Tender pockets of dough are stuffed with a mix of hearty mashed potatoes and sweet caramelized onions, then pan-fried until golden to make these comforting vegan pierogies. 😉
For the Dough
- 3 cups all-purpose flour
- 1/2 teaspoon salt
- 1 cup water
- 1/4 cup vegan butter, melted
For the Filling
- 1 tablespoon olive oil
- 1 pound yellow onions, diced (about 2 medium)
- 1 large (about 1 pound) russet potato, peeled and diced
- 1/4 cup unflavored soy or almond milk
- 2 tablespoons nutritional yeast flakes
- 1 teaspoon white wine vinegar
- 1 garlic clove, minced
- 3/4 teaspoon salt, plus more to taste
- 2-3 tablespoons vegan butter
To make the dough, stir the flour and salt together in a medium mixing bowl. Stir in the water and butter to form a dough. Transfer the dough to a lightly floured surface and knead for about 6 minutes, until smooth and elastic. Transfer the dough to a lightly oiled bowl and cover. Allow it to rest for 1 hour.
- While the dough rests, caramelize the onions. Place the onions and oil into a medium skillet and stir a few times to coat the onions with oil. Set the skillet over medium-low heat. Allow to cook, stirring occasionally, until the onions become very soft and light brown, about 45 minutes.

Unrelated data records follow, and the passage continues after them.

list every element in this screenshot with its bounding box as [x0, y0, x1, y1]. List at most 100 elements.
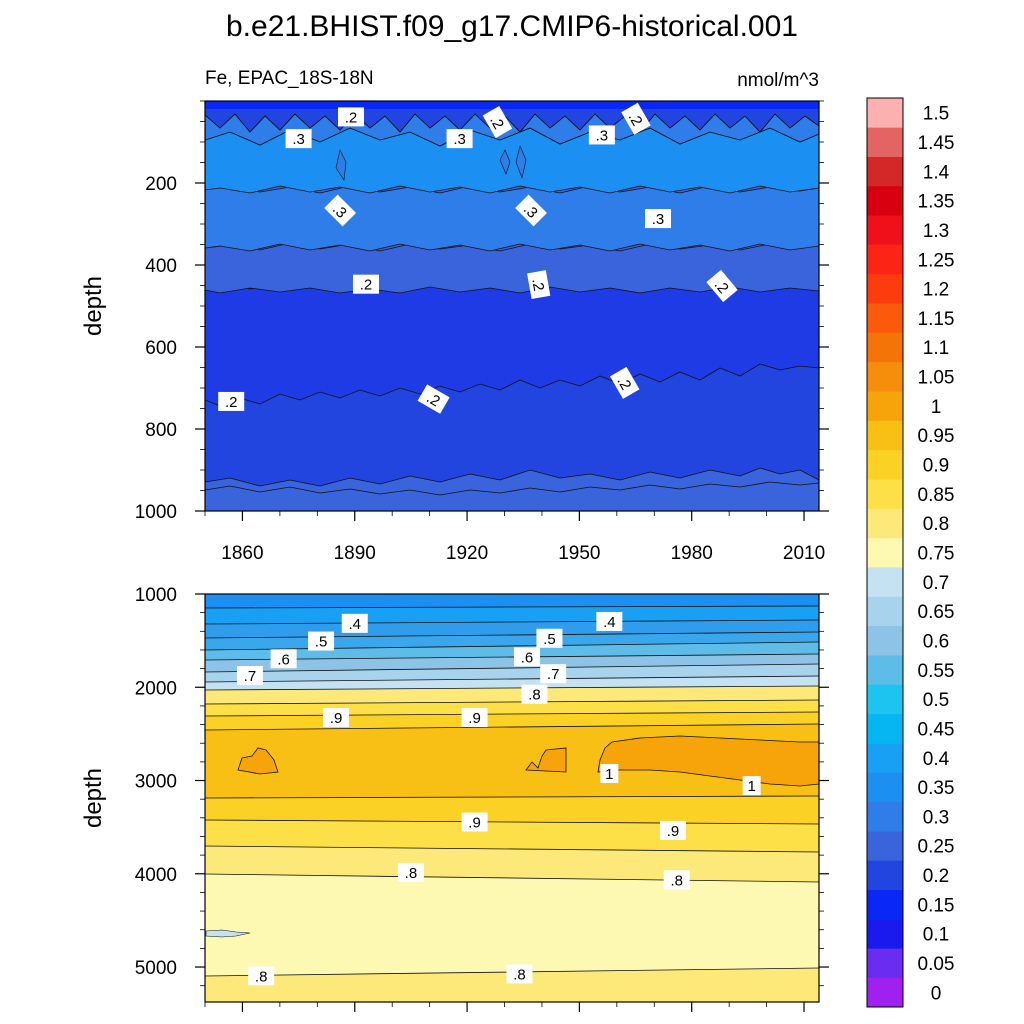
colorbar-swatch — [867, 567, 903, 597]
contour-label: .7 — [236, 666, 263, 686]
y-tick-label: 3000 — [135, 772, 177, 793]
colorbar-swatch — [867, 860, 903, 891]
contour-label-box — [285, 129, 312, 149]
contour-label: .5 — [536, 628, 563, 648]
lower-contour-line — [205, 699, 819, 705]
colorbar-swatch — [867, 98, 903, 128]
colorbar-labels: 0 0.05 0.1 0.15 0.2 0.25 0.3 0.35 0.4 0.45 0.5 0.55… — [918, 104, 955, 1005]
contour-label-box — [663, 870, 690, 890]
contour-label: .8 — [397, 862, 424, 882]
contour-label-text: .2 — [528, 277, 547, 292]
colorbar-label: 1.15 — [918, 309, 955, 330]
contour-label: 1 — [600, 763, 619, 783]
contour-label: .6 — [513, 647, 540, 667]
contour-label-box — [324, 194, 357, 227]
contour-label-text: .8 — [528, 687, 541, 704]
y-tick-label: 4000 — [135, 865, 177, 886]
contour-label: .9 — [323, 708, 350, 728]
contour-label: .3 — [285, 129, 312, 149]
contour-label: .8 — [248, 966, 275, 986]
y-tick-label: 1000 — [135, 585, 177, 606]
colorbar: 0 0.05 0.1 0.15 0.2 0.25 0.3 0.35 0.4 0.45 0.5 0.55… — [866, 97, 955, 1008]
contour-label-text: .5 — [543, 631, 556, 648]
colorbar-label: 0.65 — [918, 602, 955, 623]
contour-label-text: .8 — [670, 872, 683, 889]
colorbar-swatch — [867, 596, 903, 627]
contour-label-text: .9 — [330, 710, 343, 727]
lower-contour-line — [205, 605, 819, 609]
colorbar-label: 0.85 — [918, 485, 955, 506]
lower-contour-labels: .4 .5 .6 .7 .9 .4 .5 .6 .7 .8 .9 1 1 .9 .9 .8 .8 .8 .8 — [236, 611, 761, 986]
upper-deep-contour — [205, 481, 819, 496]
colorbar-label: 0.35 — [918, 778, 955, 799]
contour-label: .3 — [515, 194, 547, 227]
contour-label-box — [461, 812, 488, 832]
x-tick-label: 1860 — [221, 543, 263, 564]
contour-label: .3 — [588, 125, 615, 145]
contour-label: .2 — [621, 102, 651, 135]
lower-contour-line — [205, 631, 819, 639]
lower-contour-line — [205, 675, 819, 683]
colorbar-swatch — [867, 391, 903, 421]
lower-contour-lines — [205, 605, 819, 977]
colorbar-swatch — [867, 273, 903, 304]
lower-warm-core — [597, 735, 819, 787]
colorbar-swatch — [867, 801, 903, 832]
contour-label: .5 — [308, 631, 335, 651]
contour-label-text: .8 — [405, 865, 418, 882]
units-label: nmol/m^3 — [737, 70, 819, 91]
x-tick-label: 1950 — [558, 543, 600, 564]
y-tick-label: 600 — [145, 338, 177, 359]
contour-label-box — [536, 628, 563, 648]
contour-label-box — [621, 102, 651, 135]
panel-subtitle-left: Fe, EPAC_18S-18N — [205, 68, 374, 89]
colorbar-swatch — [867, 684, 903, 715]
contour-label-text: 1 — [605, 766, 613, 783]
colorbar-label: 0.95 — [918, 426, 955, 447]
contour-label-text: .8 — [255, 968, 268, 985]
contour-label-box — [341, 613, 368, 633]
colorbar-swatch — [867, 743, 903, 773]
contour-label-box — [308, 631, 335, 651]
contour-label: .2 — [706, 269, 738, 303]
lower-contour-line — [205, 819, 819, 825]
figure-title: b.e21.BHIST.f09_g17.CMIP6-historical.001 — [226, 10, 798, 43]
contour-label-box — [596, 611, 623, 631]
upper-panel: .2 .3 .3 .2 .3 .2 .3 .3 .3 .2 .2 .2 .2 .2 .2 200 400 600… — [80, 100, 829, 564]
upper-eddy-3 — [515, 145, 527, 180]
contour-label: .8 — [521, 684, 548, 704]
lower-band-09b — [205, 796, 819, 824]
colorbar-swatch — [867, 361, 903, 392]
y-tick-label: 400 — [145, 256, 177, 277]
contour-label-text: .9 — [468, 710, 481, 727]
contour-label: .8 — [663, 870, 690, 890]
upper-y-ticks: 200 400 600 800 1000 — [135, 100, 829, 523]
contour-label-box — [446, 129, 473, 149]
contour-label-box — [513, 647, 540, 667]
colorbar-label: 0.9 — [923, 456, 949, 477]
colorbar-swatch — [867, 625, 903, 656]
contour-label-text: .3 — [292, 131, 305, 148]
contour-label-text: .8 — [513, 966, 526, 983]
contour-label-text: .3 — [652, 211, 665, 228]
contour-label-text: .3 — [596, 127, 609, 144]
contour-label: .3 — [645, 209, 672, 229]
lower-band-035 — [205, 594, 819, 608]
contour-label: .2 — [338, 107, 365, 127]
upper-surface-layer — [205, 101, 819, 109]
colorbar-label: 0.3 — [923, 807, 949, 828]
contour-label: .9 — [461, 812, 488, 832]
contour-label-box — [461, 708, 488, 728]
colorbar-swatch — [867, 449, 903, 480]
upper-ylabel: depth — [80, 276, 107, 336]
colorbar-swatch — [867, 215, 903, 245]
contour-label-box — [659, 820, 686, 840]
colorbar-frame — [866, 97, 904, 1008]
lower-contour-line — [205, 723, 819, 731]
lower-contour-line — [205, 711, 819, 717]
contour-label-box — [527, 270, 551, 300]
contour-label: .9 — [659, 820, 686, 840]
colorbar-label: 1.2 — [923, 280, 949, 301]
colorbar-swatch — [867, 537, 903, 568]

While the dough rests and the onions caramelize, place the potato into a medium pot and cover with water. Place the pot over high heat and bring the water to a boil. Allow to cook until the potato is fork tender, about 15 minutes. Don’t overcook it.
Drain the potato into a colander and return it to the pot. Mash the potatoes with a potato masher and stir in the milk, nutritional yeast flakes, white wine vinegar, garlic and salt. When the onions are finished cooking, stir them into the potato mixture.
When the dough has sat for 1 hour, split it into 2 halves. Transfer one of halves to a lightly floured surface and roll to a square of about 14 x 14 inches. Cut 3-inch circles using a drinking glass or pastry cutter. Reroll the dough as needed, and repeat with the other half. You should get about 24 circles.
Place about 1 tablespoon of the potato mixture onto each dough round, then fold in half and seal tightly to form a pierogie. Apply a bit of water if you have trouble sealing the dough.
Bring a large pot of water to a boil and add the pierogies (work in batches if it gets too crowded). Cook the pierogies for 3-4 minutes, until they float, removing each one with a slotted spoon and transferring to a plate as it begins to float.
To fry the pierogies, melt the butter in a large skillet, then add as many pierogies as will fit without crowding. Cook for about 4 minutes on each side, until golden and crisp. Transfer the pierogies to a paper towel-lined plate. Add butter to the skillet between batches as needed.
Serve with sauerkraut, dill, chives, applesauce, and/or vegan yogurt or cashew cream.